In 2004, O’Donnell et al. found that the extent of FFL change within a bony lesion was inversely related to the degree of malignancy, with lesions that showed more than 2/3 FFLs being benign in 81 % of cases (13/16) and lesions with complete FFLs being benign in 100 % of cases (11/11). Given the relatively small sample size of lesions with complete FFLs their findings were not significant enough to effect a change in the management of these cases, with the decision to biopsy or excise still currently based on a combination of clinical and radiological findings.

To our knowledge there are no reported cases in the literature of malignant lesions with complete FFLs, and our study of 53 patients is the largest review of bone lesions with complete FFLs.

Pre-operative needle biopsy is usually performed for bone lesions that are to undergo surgical resection. However, our results suggest that percutaneous needle biopsy of lesions with complete FFL on MRI is unhelpful, with only 36 % of such biopsies yielding a definitive diagnosis in our patient cohort. The main reason for this is likely to be the difficulty of obtaining sufficient diagnostic cellular material from a lesion that is predominantly hemorrhagic.

In our patient cohort, all lesions with complete FFLs on MRI were shown to be benign (53/53) with 78 % diagnosed as ABC, 8 % diagnosed as lesions with ABC change (CB or GCT), and 14 % diagnosed as simple bone cysts. The results also suggest that primary surgical curettage of such cases is a safe management option.

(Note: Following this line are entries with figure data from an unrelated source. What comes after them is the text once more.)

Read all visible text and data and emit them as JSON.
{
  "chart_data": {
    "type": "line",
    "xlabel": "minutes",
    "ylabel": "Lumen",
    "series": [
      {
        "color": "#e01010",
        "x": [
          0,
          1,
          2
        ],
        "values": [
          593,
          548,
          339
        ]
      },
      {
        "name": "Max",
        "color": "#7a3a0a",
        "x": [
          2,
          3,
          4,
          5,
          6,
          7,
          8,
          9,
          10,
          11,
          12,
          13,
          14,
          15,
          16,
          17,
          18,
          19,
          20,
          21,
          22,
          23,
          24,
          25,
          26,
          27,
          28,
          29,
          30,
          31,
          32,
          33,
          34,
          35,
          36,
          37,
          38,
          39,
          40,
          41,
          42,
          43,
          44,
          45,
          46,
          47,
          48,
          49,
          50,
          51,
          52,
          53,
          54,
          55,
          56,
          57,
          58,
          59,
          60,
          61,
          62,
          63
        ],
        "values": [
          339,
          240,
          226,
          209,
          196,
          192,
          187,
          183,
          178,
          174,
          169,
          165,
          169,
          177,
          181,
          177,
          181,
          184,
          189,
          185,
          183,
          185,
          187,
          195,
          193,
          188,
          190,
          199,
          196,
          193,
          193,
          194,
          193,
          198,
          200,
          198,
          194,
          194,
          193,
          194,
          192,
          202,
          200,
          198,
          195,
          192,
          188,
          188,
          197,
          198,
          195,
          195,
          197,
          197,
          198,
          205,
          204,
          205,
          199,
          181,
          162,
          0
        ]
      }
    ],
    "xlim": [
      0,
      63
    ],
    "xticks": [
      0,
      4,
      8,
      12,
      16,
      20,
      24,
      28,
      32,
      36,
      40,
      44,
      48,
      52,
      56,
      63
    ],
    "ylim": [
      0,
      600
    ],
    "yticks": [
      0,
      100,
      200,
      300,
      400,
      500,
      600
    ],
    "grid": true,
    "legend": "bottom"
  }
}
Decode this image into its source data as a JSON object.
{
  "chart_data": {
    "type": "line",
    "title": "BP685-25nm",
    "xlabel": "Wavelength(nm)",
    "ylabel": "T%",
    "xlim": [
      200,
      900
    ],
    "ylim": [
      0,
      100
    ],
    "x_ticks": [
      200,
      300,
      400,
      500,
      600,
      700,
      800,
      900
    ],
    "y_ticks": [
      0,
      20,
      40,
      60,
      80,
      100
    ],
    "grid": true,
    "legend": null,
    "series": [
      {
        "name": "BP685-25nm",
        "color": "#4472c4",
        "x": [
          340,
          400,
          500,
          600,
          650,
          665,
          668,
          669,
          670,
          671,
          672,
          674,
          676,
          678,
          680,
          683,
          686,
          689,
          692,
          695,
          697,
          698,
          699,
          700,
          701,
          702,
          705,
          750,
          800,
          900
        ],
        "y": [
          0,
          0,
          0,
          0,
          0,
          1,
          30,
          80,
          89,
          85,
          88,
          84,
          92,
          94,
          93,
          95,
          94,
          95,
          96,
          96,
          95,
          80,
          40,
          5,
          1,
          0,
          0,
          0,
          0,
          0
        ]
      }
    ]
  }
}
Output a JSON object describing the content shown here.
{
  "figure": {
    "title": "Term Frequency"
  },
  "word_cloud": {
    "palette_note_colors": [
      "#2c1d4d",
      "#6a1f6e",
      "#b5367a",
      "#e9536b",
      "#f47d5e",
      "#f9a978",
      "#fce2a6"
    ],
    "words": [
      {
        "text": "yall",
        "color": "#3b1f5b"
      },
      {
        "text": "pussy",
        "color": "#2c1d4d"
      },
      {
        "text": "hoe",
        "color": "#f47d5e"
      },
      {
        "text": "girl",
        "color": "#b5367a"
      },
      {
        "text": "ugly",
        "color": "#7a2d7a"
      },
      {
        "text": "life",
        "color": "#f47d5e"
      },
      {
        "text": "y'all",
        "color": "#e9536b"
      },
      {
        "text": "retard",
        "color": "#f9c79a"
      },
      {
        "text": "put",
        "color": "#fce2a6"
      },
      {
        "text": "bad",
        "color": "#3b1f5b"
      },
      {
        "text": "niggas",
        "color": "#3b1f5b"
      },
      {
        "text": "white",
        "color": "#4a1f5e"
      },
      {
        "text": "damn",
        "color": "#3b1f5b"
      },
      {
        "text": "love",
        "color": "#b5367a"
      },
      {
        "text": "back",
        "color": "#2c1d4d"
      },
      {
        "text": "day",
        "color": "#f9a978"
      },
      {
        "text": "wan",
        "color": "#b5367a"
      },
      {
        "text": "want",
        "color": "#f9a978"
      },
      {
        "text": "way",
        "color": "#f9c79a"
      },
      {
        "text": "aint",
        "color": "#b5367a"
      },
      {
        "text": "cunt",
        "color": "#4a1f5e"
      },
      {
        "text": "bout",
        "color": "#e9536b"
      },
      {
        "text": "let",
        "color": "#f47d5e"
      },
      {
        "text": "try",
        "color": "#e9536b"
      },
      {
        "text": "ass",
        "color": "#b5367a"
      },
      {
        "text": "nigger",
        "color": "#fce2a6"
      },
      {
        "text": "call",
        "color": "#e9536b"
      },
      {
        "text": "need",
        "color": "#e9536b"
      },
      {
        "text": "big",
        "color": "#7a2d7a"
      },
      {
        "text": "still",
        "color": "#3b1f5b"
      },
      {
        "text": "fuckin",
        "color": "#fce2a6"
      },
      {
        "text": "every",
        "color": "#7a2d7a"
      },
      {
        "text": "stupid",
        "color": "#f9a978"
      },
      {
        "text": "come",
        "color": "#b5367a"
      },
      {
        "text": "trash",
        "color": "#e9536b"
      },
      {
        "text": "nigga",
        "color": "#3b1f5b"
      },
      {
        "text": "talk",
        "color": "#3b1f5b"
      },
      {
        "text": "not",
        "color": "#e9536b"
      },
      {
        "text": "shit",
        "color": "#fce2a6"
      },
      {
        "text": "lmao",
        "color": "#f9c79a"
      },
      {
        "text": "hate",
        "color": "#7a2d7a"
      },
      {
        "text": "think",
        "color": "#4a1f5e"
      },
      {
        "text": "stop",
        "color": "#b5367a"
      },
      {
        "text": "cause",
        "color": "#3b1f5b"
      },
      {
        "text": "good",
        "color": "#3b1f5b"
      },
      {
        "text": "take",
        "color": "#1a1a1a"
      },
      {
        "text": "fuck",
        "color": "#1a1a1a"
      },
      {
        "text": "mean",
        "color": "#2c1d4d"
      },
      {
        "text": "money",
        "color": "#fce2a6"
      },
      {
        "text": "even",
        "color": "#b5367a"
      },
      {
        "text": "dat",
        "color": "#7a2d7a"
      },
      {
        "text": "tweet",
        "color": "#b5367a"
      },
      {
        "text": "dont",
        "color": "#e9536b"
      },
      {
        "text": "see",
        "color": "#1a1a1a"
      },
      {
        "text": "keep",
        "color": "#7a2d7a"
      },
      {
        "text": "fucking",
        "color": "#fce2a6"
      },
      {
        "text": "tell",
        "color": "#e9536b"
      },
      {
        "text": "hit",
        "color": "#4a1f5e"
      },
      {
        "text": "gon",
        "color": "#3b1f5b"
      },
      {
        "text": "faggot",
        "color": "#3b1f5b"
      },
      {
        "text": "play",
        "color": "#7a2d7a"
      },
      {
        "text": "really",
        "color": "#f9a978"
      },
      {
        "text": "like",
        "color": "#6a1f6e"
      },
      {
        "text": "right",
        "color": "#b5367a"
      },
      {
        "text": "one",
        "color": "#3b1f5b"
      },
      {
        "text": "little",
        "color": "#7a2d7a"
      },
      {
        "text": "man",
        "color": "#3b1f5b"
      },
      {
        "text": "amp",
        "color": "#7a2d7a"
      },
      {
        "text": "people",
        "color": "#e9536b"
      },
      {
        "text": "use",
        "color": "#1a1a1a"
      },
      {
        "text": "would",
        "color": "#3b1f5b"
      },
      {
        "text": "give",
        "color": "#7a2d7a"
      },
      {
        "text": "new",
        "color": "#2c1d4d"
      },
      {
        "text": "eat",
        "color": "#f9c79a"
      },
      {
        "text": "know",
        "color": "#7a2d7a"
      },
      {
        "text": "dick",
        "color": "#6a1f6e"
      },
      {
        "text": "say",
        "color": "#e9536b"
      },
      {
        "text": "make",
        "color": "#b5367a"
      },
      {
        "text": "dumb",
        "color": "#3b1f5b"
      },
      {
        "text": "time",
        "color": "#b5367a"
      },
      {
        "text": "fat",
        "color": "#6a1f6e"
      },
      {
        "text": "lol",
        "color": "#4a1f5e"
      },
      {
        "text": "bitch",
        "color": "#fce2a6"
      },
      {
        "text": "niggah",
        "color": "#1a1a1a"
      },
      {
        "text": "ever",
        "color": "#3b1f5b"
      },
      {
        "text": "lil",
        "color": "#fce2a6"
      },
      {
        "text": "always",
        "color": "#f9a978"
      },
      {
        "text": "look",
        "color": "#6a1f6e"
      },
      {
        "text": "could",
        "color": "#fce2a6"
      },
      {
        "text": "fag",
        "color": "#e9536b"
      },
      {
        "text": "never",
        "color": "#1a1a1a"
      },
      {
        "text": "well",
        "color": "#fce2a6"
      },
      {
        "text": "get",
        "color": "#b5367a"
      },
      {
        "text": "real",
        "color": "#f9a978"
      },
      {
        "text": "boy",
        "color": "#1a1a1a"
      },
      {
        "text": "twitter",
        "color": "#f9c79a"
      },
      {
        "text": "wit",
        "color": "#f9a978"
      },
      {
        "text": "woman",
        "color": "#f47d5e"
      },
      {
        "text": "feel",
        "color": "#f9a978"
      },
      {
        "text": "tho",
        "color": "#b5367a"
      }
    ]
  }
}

A minor limitation of our study is that only one radiologist assessed all of the MR images.

Conclusions

We conclude that bone lesions completely filled with FFLs are almost certain to be benign, provided that the clinical and radiological features are not atypical. Percutaneous needle biopsy in such cases is unlikely to be of value and these lesions can be managed safely with primary surgical curettage.